The labyrinth, thousands of years old, is a one-pathway puzzle. It has been used in the great Gothic cathedrals of Europe for ceremonial purposes, including spiritual and rites of passage rituals. It is a primal, pagan pattern and represents our journey to own center and back again into the world.
Right here in beautiful Santa Cruz at Seabright Beach on March 20, you will find Dean Pollard digging his quarterly labyrinth, celebrating the spring equinox. It takes him between 9 and 12 hours, with a little help.
PdeG: What is the meaning of a labyrinth?

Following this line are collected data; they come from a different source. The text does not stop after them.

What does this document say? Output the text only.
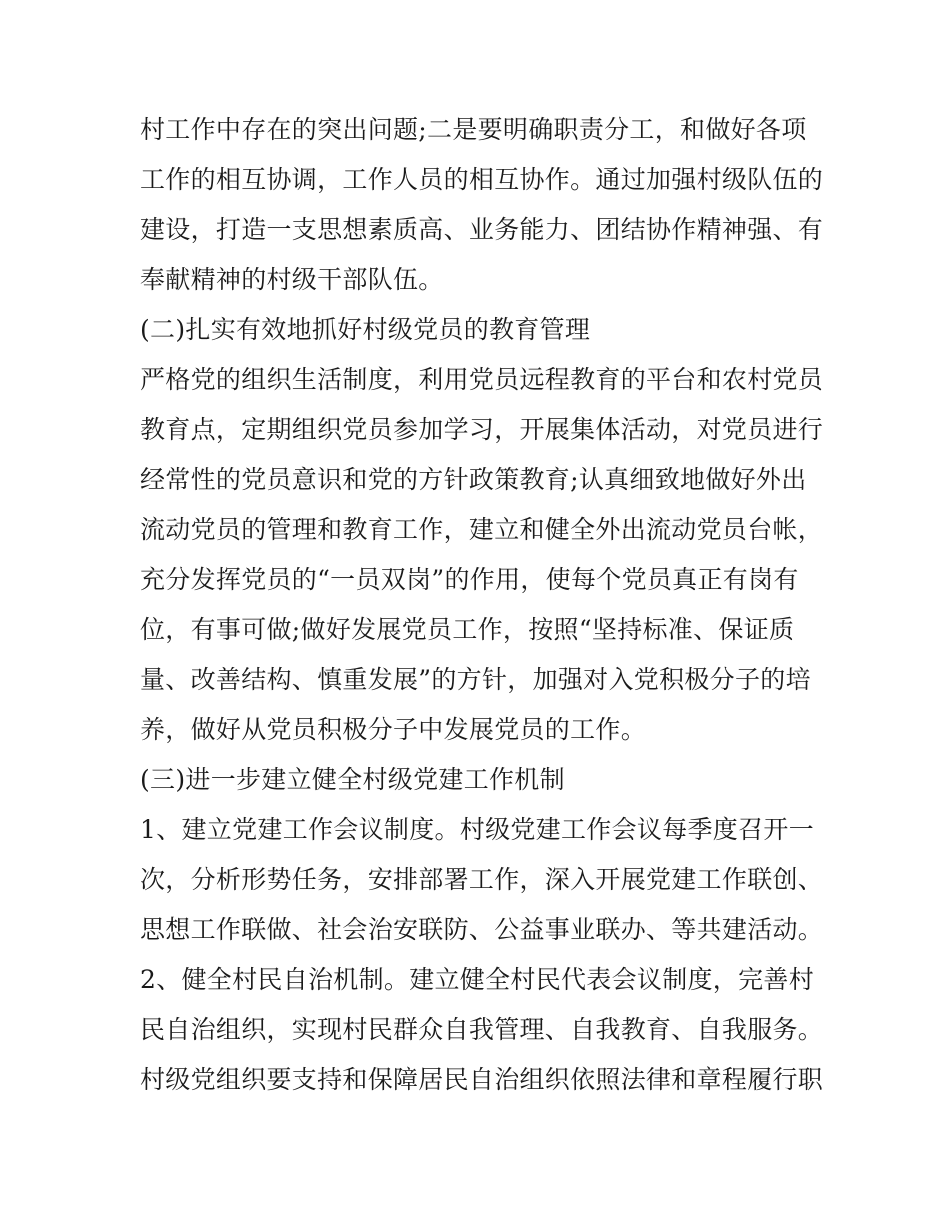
村工作中存在的突出问题;二是要明确职责分工，和做好各项
工作的相互协调，工作人员的相互协作。通过加强村级队伍的
建设，打造一支思想素质高、业务能力、团结协作精神强、有
奉献精神的村级干部队伍。
(二)扎实有效地抓好村级党员的教育管理
严格党的组织生活制度，利用党员远程教育的平台和农村党员
教育点，定期组织党员参加学习，开展集体活动，对党员进行
经常性的党员意识和党的方针政策教育;认真细致地做好外出
流动党员的管理和教育工作，建立和健全外出流动党员台帐，
充分发挥党员的“一员双岗”的作用，使每个党员真正有岗有
位，有事可做;做好发展党员工作，按照“坚持标准、保证质
量、改善结构、慎重发展”的方针，加强对入党积极分子的培
养，做好从党员积极分子中发展党员的工作。
(三)进一步建立健全村级党建工作机制
1、建立党建工作会议制度。村级党建工作会议每季度召开一
次，分析形势任务，安排部署工作，深入开展党建工作联创、
思想工作联做、社会治安联防、公益事业联办、等共建活动。
2、健全村民自治机制。建立健全村民代表会议制度，完善村
民自治组织，实现村民群众自我管理、自我教育、自我服务。
村级党组织要支持和保障居民自治组织依照法律和章程履行职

PD: Birth, re-birth, transitions, healing, beauty, passage of time, spiritual growth, enlightenment, connection to source, rebirth, resurrection, emergence, evolution, progress, spiritual path, initiation.
The labyrinth can be a powerful tool for inner enhancement and development. It is designed specifically for this purpose. When walking the labyrinth, we find our perspective constantly changing. Our vision and physical bodies are never facing the same direction for long. Our inner knowing can come out.

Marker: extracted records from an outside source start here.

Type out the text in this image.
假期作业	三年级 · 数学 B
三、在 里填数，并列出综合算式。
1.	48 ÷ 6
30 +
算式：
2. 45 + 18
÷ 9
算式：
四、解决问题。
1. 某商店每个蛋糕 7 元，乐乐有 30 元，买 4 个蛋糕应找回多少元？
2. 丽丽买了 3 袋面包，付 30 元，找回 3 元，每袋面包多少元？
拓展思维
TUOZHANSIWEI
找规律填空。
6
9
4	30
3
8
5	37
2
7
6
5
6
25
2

PdeG: When were you first interested in labyrinths?
DP: I was a teacher of eurythmy at the SC Waldorf School. As a Halloween activity in my lessons, I drew out the Cretan labyrinth with chalk on the floor of the classroom. I experimented with many variations of walking the labyrinth and incorporated teachings about the body, ritual and spirit. A labyrinth had historical and contemporary value and seemed a good way for the children to learn.
PdeG: What is eurythmy?
DP: A movement art originated by Rudolf Steiner, founder of the Waldorf Schools.
PdG: What led you to dig your first labyrinth?
DP: After the Halloween classes, I was inspired by the enthusiasm and decided to dig a labyrinth on the property of the Waldorf School.
PdeG: How did you decide to create a labyrinth at Seabright Beach?
DP: The idea came upon me one day as I looked over the seawall to Seabright Beach and saw a perfect natural amphitheatre. The mouth of the San Lorenzo River at Seabright is also the birthplace of surfing. With my love of surfing, ocean and labyrinths, I pulled it all together.
PdeG: Why do you continue to dig labyrinths?
DP: I love the process of it for the cathartic nature of the activity, where pleasure and pain are woven into one. Digging labyrinths has served me in my quest for healing and wholeness. Since I was 19, I have struggled with post traumatic stress disorder. I was drawn to the ocean for healing in the form of surfing. Digging the labyrinth next to the ocean allows me to incorporate these two elements: the movement of the ocean and the movement of the body. The movement I feel in my body when I am digging is a catharsis. I can go on for hours and get into the rhythm of my water body. It is an intuitive path for relief from injuries, and has become my rhythmic dance for healing and wholeness.
PdeG: I have read that a labyrinth synthesizes earthly and cosmic influences. What does this mean?
DP: Digging a labyrinth is a form of earth acupuncture or earth acupatterning. I dig and pull out a deep relief in a pattern. This is a primal creation and the deeply dug, uniform pattern opens up a window into the matrix of our earth as a living organism. The acupatterning helps the earth maintain its connection with her mother, the cosmos.
PdeG: What happens after the labyrinth is finished?
DP: First, I walk it as my savasana. Then the people come. Many walk it as their personal ritual. Some people destroy it. People see the labyrinth in different ways. For me, it is time to let go of it all and see what happens. I come down to Seabright each day for the week curious to see how the labyrinth has evolved or devolved. It is a practice in letting go.
PdeG: What do you love most about digging a labyrinth?
DP: It is a cleansing. The hours and hours of work and self-healing keep me in shape and informed about my body and mind. It is a meditation. It is also a great way to communicate with people. I love it when people come down to help. I would love to dig labyrinths across the country. Most of all I love beauty, and a labyrinth is a beautiful thing.
Sunday, March 20th, head down to Seabright Beach and watch Dean in action.